The reason for the fine is identification of the driver responsible for the vehical

My question is, who didn't do their job? I was not told to do anything after I got the car, I was not told to register my name or change any data. The car dealership took care of that.

The argument of the car dealership was since we sold you the car the 08.10.2020 and the fine is from 13.10.2020 legally it is my responsibility?


----------



## xicoalc (Apr 20, 2010)

Vu_ said:


> Hi everyone, I was wondering if anyone knows who's to blame or who's responsible for the fine.
> 
> in 08.10.20 I bought a car from /SNIP/ a dealership, they told me that I could use the car as long as I would get a insurance and for changing the name of the owner was done during that time all paperwork was done.
> 
> ...


If the offence was when you had the car, then you did the offence and you pay the fine. Its simple.

Transfer of cars takes a few days but they will have documents relating to the sale and documents supporting that they sold it to you and had passed the papers to a gestor, presumably, for transfer.

So you cant make them pay a fine for an offence committed while you had the car! They should identify you as the person responsible and ask for the fine to be sent to you.


----------



## NickZ (Jun 26, 2009)

Vu_ said:


> The reason for the fine is identification of the driver responsible for the vehical
> View attachment 99355


Does it actually say that?

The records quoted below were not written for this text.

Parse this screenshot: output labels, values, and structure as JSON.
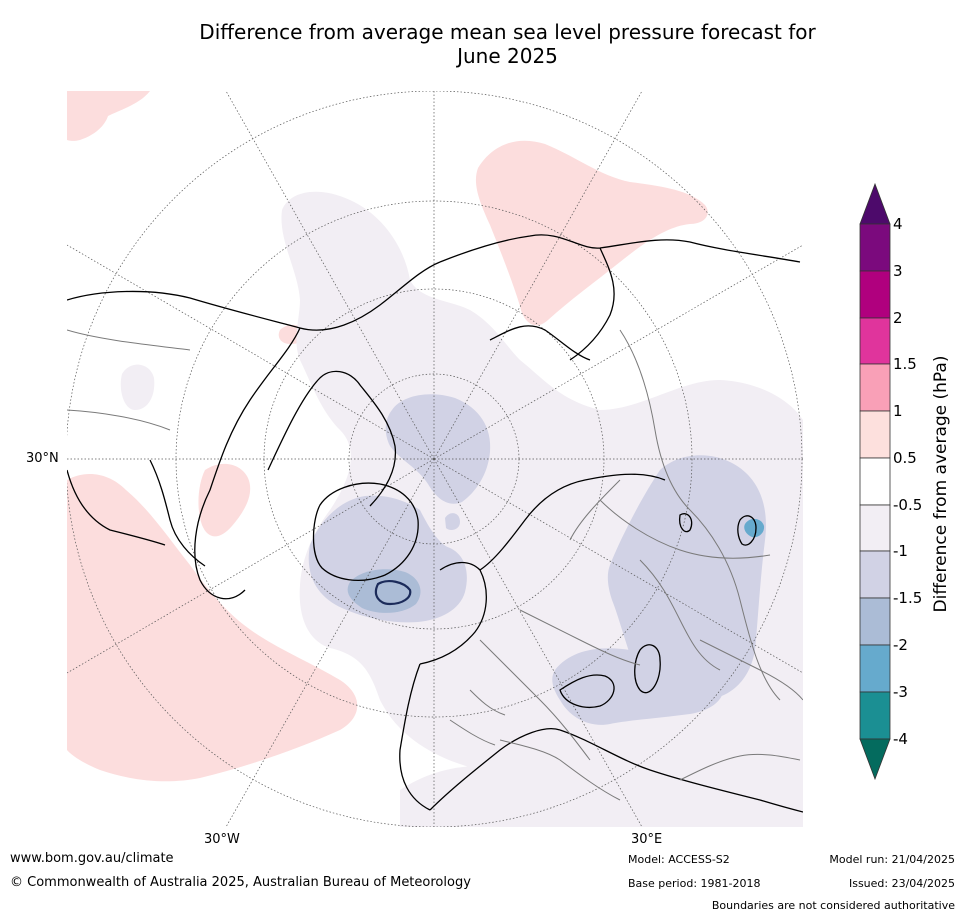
{
  "title": {
    "line1": "Difference from average mean sea level pressure forecast for",
    "line2": "June 2025"
  },
  "map": {
    "projection": "north-polar-stereographic",
    "graticule_labels": {
      "lat_left": "30°N",
      "lon_bottom_left": "30°W",
      "lon_bottom_right": "30°E"
    },
    "regions": [
      {
        "name": "Northeast Pacific / North America west",
        "anomaly_bin": "0.5 to 1",
        "color": "#fcdddd"
      },
      {
        "name": "Western Siberia / Arctic coast",
        "anomaly_bin": "0.5 to 1",
        "color": "#fcdddd"
      },
      {
        "name": "Northwest Atlantic off North America",
        "anomaly_bin": "0.5 to 1",
        "color": "#fcdddd"
      },
      {
        "name": "Greenland",
        "anomaly_bin": "-1.5 to -1",
        "color": "#d1d2e5"
      },
      {
        "name": "Arctic Ocean north of Svalbard",
        "anomaly_bin": "-1.5 to -1",
        "color": "#d1d2e5"
      },
      {
        "name": "North Atlantic south of Iceland",
        "anomaly_bin": "-2 to -1.5",
        "color": "#abbcd6"
      },
      {
        "name": "Central Asia",
        "anomaly_bin": "-1.5 to -1",
        "color": "#d1d2e5"
      },
      {
        "name": "Caspian / Black Sea region",
        "anomaly_bin": "-1.5 to -1",
        "color": "#d1d2e5"
      },
      {
        "name": "Lake Balkhash area",
        "anomaly_bin": "-3 to -2",
        "color": "#66aacd"
      },
      {
        "name": "Eurasia, Arctic, North Atlantic broad areas",
        "anomaly_bin": "-1 to -0.5",
        "color": "#f2eef4"
      }
    ]
  },
  "colorbar": {
    "title": "Difference from average (hPa)",
    "labels": [
      "4",
      "3",
      "2",
      "1.5",
      "1",
      "0.5",
      "-0.5",
      "-1",
      "-1.5",
      "-2",
      "-3",
      "-4"
    ],
    "colors": [
      "#7b0a7d",
      "#b0007e",
      "#e0349c",
      "#f9a0b7",
      "#fde0dd",
      "#ffffff",
      "#f2eef4",
      "#d1d2e5",
      "#abbcd6",
      "#66aacd",
      "#1b8f93"
    ],
    "extend_max_color": "#4d0a6b",
    "extend_min_color": "#046b5e"
  },
  "footer": {
    "site": "www.bom.gov.au/climate",
    "copyright": "© Commonwealth of Australia 2025, Australian Bureau of Meteorology",
    "model": "Model: ACCESS-S2",
    "base_period": "Base period: 1981-2018",
    "model_run": "Model run: 21/04/2025",
    "issued": "Issued: 23/04/2025",
    "boundaries": "Boundaries are not considered authoritative"
  }
}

Or is it asking for the driver to be named?


----------



## xabiaxica (Jun 23, 2009)

The infraction is for the owner of the vehicle having NOT identified the driver of the vehicle when something happened. Whatever happened happened on 13/10/2020. 

The owner seems to still be listed as the dealership that sold it.

All a bit odd. Perhaps the computer system hadn't been updated. I'm surprised that the dealership wouldn't simply have told the police that the car had been sold & to whom.


----------



## xicoalc (Apr 20, 2010)

xabiaxica said:


> The infraction is for the owner of the vehicle having NOT identified the driver of the vehicle when something happened. Whatever happened happened on 13/10/2020.
> 
> The owner seems to still be listed as the dealership that sold it.
> 
> All a bit odd. Perhaps the computer system hadn't been updated. I'm surprised that the dealership wouldn't simply have told the police that the car had been sold & to whom.


You're right, I've just worked out how to zoom and see thr attachment. The details of the original incident have been scratched off but this is a failure to notify. So the OP is not responsible for this fine but clearly the original one yes.

Id contact the ayuntamiento and explain the situation. Im sure they will provide the original fine and take up this parr with the garage


----------



## xabiaxica (Jun 23, 2009)

xicoalc said:


> You're right, I've just worked out how to zoom and see thr attachment. The details of the original incident have been scratched off but this is a failure to notify. So the OP is not responsible for this fine but clearly the original one yes.
> 
> Id contact the ayuntamiento and explain the situation. Im sure they will provide the original fine and take up this parr with the garage


Yep. That seems like the best course of action to me.


----------